Door de invoering van de verplichting om personenliften te installeren vanaf de tweede verdieping in openbare gebouwen en collectieve huisvesting, zullen ondergrondse garages die een verdieping van deze gebouwen vormen, moeten worden uitgerust met personenliften
- volgens het document.
Een andere nieuwe ontwikkeling is de regelgeving met betrekking tot speeltuinen . Volgens lid 1 moet bij de bouw van een enkelvoudig woongebouw met meer dan 20 appartementen, evenals bij de bouw van een complex van woongebouwen met meer dan 20 appartementen, een kinderspeelplaats worden aangelegd die ook toegankelijk is voor mensen met een beperking.
Zoals gezegd moet 20 procent van het geplande pleinoppervlak op een 'biologisch actief oppervlak' komen.
Bovendien is het in het geval van een speeltuin noodzakelijk dat deze "ten minste 2 uur zonlicht ontvangt tijdens de equinoxen, gedurende de 4 uur vóór en de 4 uur ná het hoogtepunt van de zon". Paragraaf 4 bevat op zijn beurt een regeling betreffende de noodzaak om de speeltuin te voorzien van seizoensgebonden schaduwelementen, die ten minste 20 procent van het oppervlak moeten bedekken.

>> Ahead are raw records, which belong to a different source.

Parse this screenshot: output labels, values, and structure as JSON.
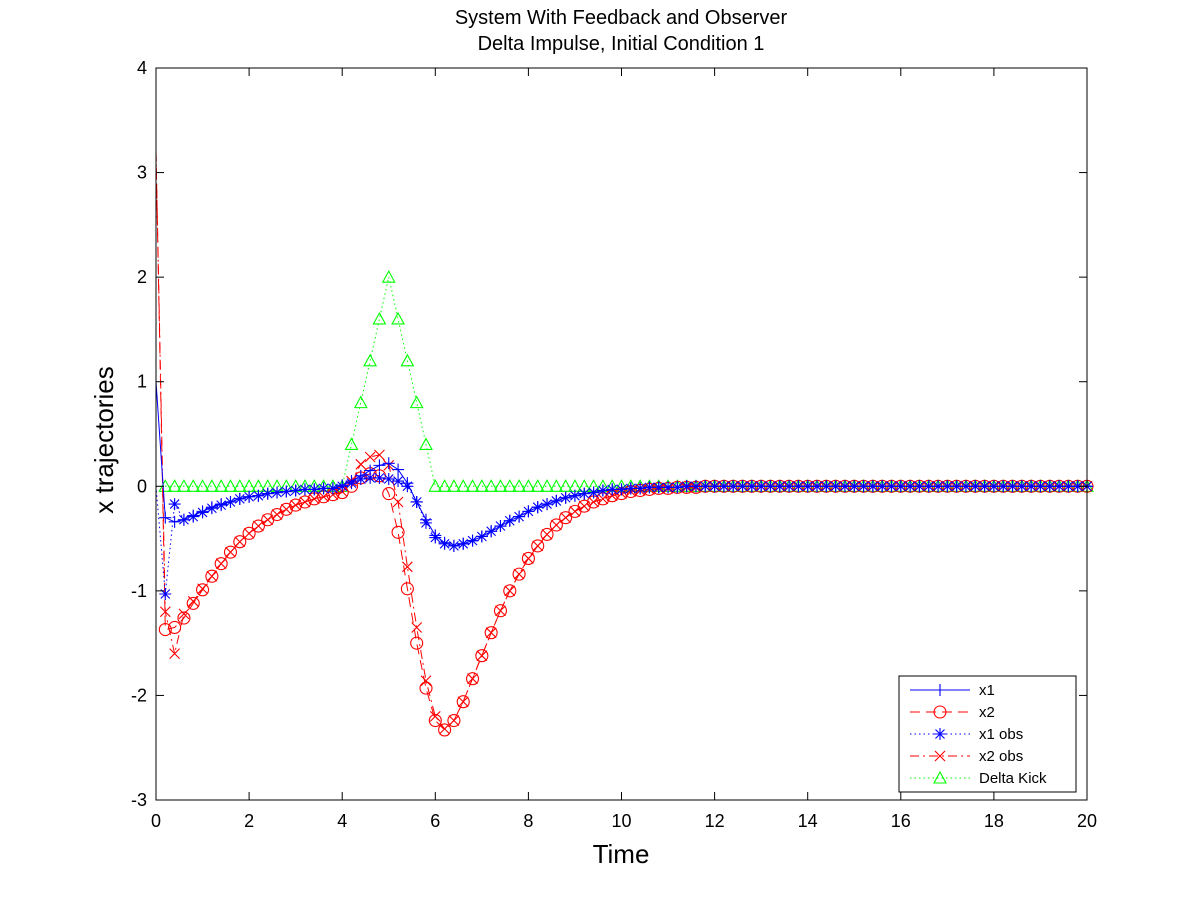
{
  "chart_data": {
    "type": "line",
    "title": "System With Feedback and Observer",
    "subtitle": "Delta Impulse, Initial Condition 1",
    "xlabel": "Time",
    "ylabel": "x trajectories",
    "xlim": [
      0,
      20
    ],
    "ylim": [
      -3,
      4
    ],
    "xticks": [
      0,
      2,
      4,
      6,
      8,
      10,
      12,
      14,
      16,
      18,
      20
    ],
    "yticks": [
      -3,
      -2,
      -1,
      0,
      1,
      2,
      3,
      4
    ],
    "grid": false,
    "legend_position": "bottom-right",
    "x": [
      0.0,
      0.2,
      0.4,
      0.6,
      0.8,
      1.0,
      1.2,
      1.4,
      1.6,
      1.8,
      2.0,
      2.2,
      2.4,
      2.6,
      2.8,
      3.0,
      3.2,
      3.4,
      3.6,
      3.8,
      4.0,
      4.2,
      4.4,
      4.6,
      4.8,
      5.0,
      5.2,
      5.4,
      5.6,
      5.8,
      6.0,
      6.2,
      6.4,
      6.6,
      6.8,
      7.0,
      7.2,
      7.4,
      7.6,
      7.8,
      8.0,
      8.2,
      8.4,
      8.6,
      8.8,
      9.0,
      9.2,
      9.4,
      9.6,
      9.8,
      10.0,
      10.2,
      10.4,
      10.6,
      10.8,
      11.0,
      11.2,
      11.4,
      11.6,
      11.8,
      12.0,
      12.2,
      12.4,
      12.6,
      12.8,
      13.0,
      13.2,
      13.4,
      13.6,
      13.8,
      14.0,
      14.2,
      14.4,
      14.6,
      14.8,
      15.0,
      15.2,
      15.4,
      15.6,
      15.8,
      16.0,
      16.2,
      16.4,
      16.6,
      16.8,
      17.0,
      17.2,
      17.4,
      17.6,
      17.8,
      18.0,
      18.2,
      18.4,
      18.6,
      18.8,
      19.0,
      19.2,
      19.4,
      19.6,
      19.8,
      20.0
    ],
    "series": [
      {
        "name": "x1",
        "color": "#0000ff",
        "dash": "solid",
        "marker": "plus",
        "values": [
          1.0,
          -0.3,
          -0.34,
          -0.32,
          -0.28,
          -0.24,
          -0.2,
          -0.17,
          -0.15,
          -0.12,
          -0.1,
          -0.09,
          -0.07,
          -0.06,
          -0.05,
          -0.04,
          -0.03,
          -0.03,
          -0.02,
          -0.02,
          0.01,
          0.05,
          0.1,
          0.15,
          0.2,
          0.22,
          0.16,
          0.03,
          -0.15,
          -0.32,
          -0.47,
          -0.54,
          -0.57,
          -0.55,
          -0.52,
          -0.48,
          -0.43,
          -0.38,
          -0.33,
          -0.29,
          -0.24,
          -0.2,
          -0.17,
          -0.14,
          -0.11,
          -0.09,
          -0.07,
          -0.06,
          -0.04,
          -0.03,
          -0.03,
          -0.02,
          -0.02,
          -0.01,
          -0.01,
          -0.01,
          -0.01,
          0.0,
          0.0,
          0.0,
          0.0,
          0.0,
          0.0,
          0.0,
          0.0,
          0.0,
          0.0,
          0.0,
          0.0,
          0.0,
          0.0,
          0.0,
          0.0,
          0.0,
          0.0,
          0.0,
          0.0,
          0.0,
          0.0,
          0.0,
          0.0,
          0.0,
          0.0,
          0.0,
          0.0,
          0.0,
          0.0,
          0.0,
          0.0,
          0.0,
          0.0,
          0.0,
          0.0,
          0.0,
          0.0,
          0.0,
          0.0,
          0.0,
          0.0,
          0.0,
          0.0
        ]
      },
      {
        "name": "x2",
        "color": "#ff0000",
        "dash": "dashed",
        "marker": "circle",
        "values": [
          3.2,
          -1.37,
          -1.35,
          -1.26,
          -1.12,
          -0.99,
          -0.86,
          -0.74,
          -0.63,
          -0.53,
          -0.45,
          -0.38,
          -0.32,
          -0.27,
          -0.22,
          -0.18,
          -0.15,
          -0.12,
          -0.1,
          -0.08,
          -0.06,
          0.0,
          0.08,
          0.12,
          0.1,
          -0.07,
          -0.44,
          -0.98,
          -1.5,
          -1.93,
          -2.24,
          -2.33,
          -2.24,
          -2.06,
          -1.84,
          -1.62,
          -1.4,
          -1.19,
          -1.0,
          -0.84,
          -0.69,
          -0.57,
          -0.46,
          -0.37,
          -0.3,
          -0.24,
          -0.19,
          -0.15,
          -0.12,
          -0.09,
          -0.07,
          -0.05,
          -0.04,
          -0.03,
          -0.02,
          -0.02,
          -0.01,
          -0.01,
          -0.01,
          0.0,
          0.0,
          0.0,
          0.0,
          0.0,
          0.0,
          0.0,
          0.0,
          0.0,
          0.0,
          0.0,
          0.0,
          0.0,
          0.0,
          0.0,
          0.0,
          0.0,
          0.0,
          0.0,
          0.0,
          0.0,
          0.0,
          0.0,
          0.0,
          0.0,
          0.0,
          0.0,
          0.0,
          0.0,
          0.0,
          0.0,
          0.0,
          0.0,
          0.0,
          0.0,
          0.0,
          0.0,
          0.0,
          0.0,
          0.0,
          0.0,
          0.0
        ]
      },
      {
        "name": "x1 obs",
        "color": "#0000ff",
        "dash": "dotted",
        "marker": "star",
        "values": [
          0.0,
          -1.03,
          -0.17,
          -0.32,
          -0.29,
          -0.25,
          -0.21,
          -0.18,
          -0.15,
          -0.12,
          -0.1,
          -0.09,
          -0.07,
          -0.06,
          -0.05,
          -0.04,
          -0.03,
          -0.03,
          -0.02,
          -0.02,
          0.0,
          0.03,
          0.07,
          0.08,
          0.08,
          0.07,
          0.05,
          0.0,
          -0.15,
          -0.35,
          -0.49,
          -0.55,
          -0.57,
          -0.55,
          -0.52,
          -0.48,
          -0.43,
          -0.38,
          -0.33,
          -0.29,
          -0.24,
          -0.2,
          -0.17,
          -0.14,
          -0.11,
          -0.09,
          -0.07,
          -0.06,
          -0.04,
          -0.03,
          -0.03,
          -0.02,
          -0.02,
          -0.01,
          -0.01,
          -0.01,
          -0.01,
          0.0,
          0.0,
          0.0,
          0.0,
          0.0,
          0.0,
          0.0,
          0.0,
          0.0,
          0.0,
          0.0,
          0.0,
          0.0,
          0.0,
          0.0,
          0.0,
          0.0,
          0.0,
          0.0,
          0.0,
          0.0,
          0.0,
          0.0,
          0.0,
          0.0,
          0.0,
          0.0,
          0.0,
          0.0,
          0.0,
          0.0,
          0.0,
          0.0,
          0.0,
          0.0,
          0.0,
          0.0,
          0.0,
          0.0,
          0.0,
          0.0,
          0.0,
          0.0,
          0.0
        ]
      },
      {
        "name": "x2 obs",
        "color": "#ff0000",
        "dash": "dashdot",
        "marker": "x",
        "values": [
          3.2,
          -1.2,
          -1.6,
          -1.22,
          -1.1,
          -0.98,
          -0.86,
          -0.74,
          -0.63,
          -0.53,
          -0.45,
          -0.38,
          -0.32,
          -0.27,
          -0.22,
          -0.18,
          -0.15,
          -0.12,
          -0.1,
          -0.08,
          -0.05,
          0.05,
          0.21,
          0.28,
          0.3,
          0.2,
          -0.15,
          -0.77,
          -1.35,
          -1.86,
          -2.2,
          -2.32,
          -2.24,
          -2.06,
          -1.84,
          -1.62,
          -1.4,
          -1.19,
          -1.0,
          -0.84,
          -0.69,
          -0.57,
          -0.46,
          -0.37,
          -0.3,
          -0.24,
          -0.19,
          -0.15,
          -0.12,
          -0.09,
          -0.07,
          -0.05,
          -0.04,
          -0.03,
          -0.02,
          -0.02,
          -0.01,
          -0.01,
          -0.01,
          0.0,
          0.0,
          0.0,
          0.0,
          0.0,
          0.0,
          0.0,
          0.0,
          0.0,
          0.0,
          0.0,
          0.0,
          0.0,
          0.0,
          0.0,
          0.0,
          0.0,
          0.0,
          0.0,
          0.0,
          0.0,
          0.0,
          0.0,
          0.0,
          0.0,
          0.0,
          0.0,
          0.0,
          0.0,
          0.0,
          0.0,
          0.0,
          0.0,
          0.0,
          0.0,
          0.0,
          0.0,
          0.0,
          0.0,
          0.0,
          0.0,
          0.0
        ]
      },
      {
        "name": "Delta Kick",
        "color": "#00ff00",
        "dash": "dotted",
        "marker": "triangle",
        "values": [
          0,
          0,
          0,
          0,
          0,
          0,
          0,
          0,
          0,
          0,
          0,
          0,
          0,
          0,
          0,
          0,
          0,
          0,
          0,
          0,
          0,
          0.4,
          0.8,
          1.2,
          1.6,
          2.0,
          1.6,
          1.2,
          0.8,
          0.4,
          0,
          0,
          0,
          0,
          0,
          0,
          0,
          0,
          0,
          0,
          0,
          0,
          0,
          0,
          0,
          0,
          0,
          0,
          0,
          0,
          0,
          0,
          0,
          0,
          0,
          0,
          0,
          0,
          0,
          0,
          0,
          0,
          0,
          0,
          0,
          0,
          0,
          0,
          0,
          0,
          0,
          0,
          0,
          0,
          0,
          0,
          0,
          0,
          0,
          0,
          0,
          0,
          0,
          0,
          0,
          0,
          0,
          0,
          0,
          0,
          0,
          0,
          0,
          0,
          0,
          0,
          0,
          0,
          0,
          0,
          0
        ]
      }
    ]
  }
}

Tevens is het vereist dat bij de bouw van een complex met meer dan 20 appartementen, er een recreatiegebied wordt voorzien dat ook toegankelijk is voor mensen met een beperking.
Bij bestaande bouw is er geen verplichting om de bepalingen uit de ontwerpverordening toe te passenGaan de ontwerpbepalingen ervan uit dat we bestaande gebouwen moeten aanpassen aan de nieuwe eisen? Nee. De verordening stelt duidelijk dat indien een gebouw niet in aanbouw, verbouwing of bestemmingswijziging is en niet aan ontwerpwerkzaamheden is onderworpen, er geen verplichting bestaat om de bepalingen van deze ontwerpverordening toe te passen – het gebouw dient te voldoen aan de regelgeving die van kracht was ten tijde van de bouw.
Anders is het bij een aanbouw, op- of uitbouw, verbouwing of bestemmingswijziging van een gebouw. In dat geval zijn de bepalingen van de verordening van toepassing op het gedeelte dat wordt uitgebreid, opge- of uitgebouwd of waarvan de bestemming wordt gewijzigd.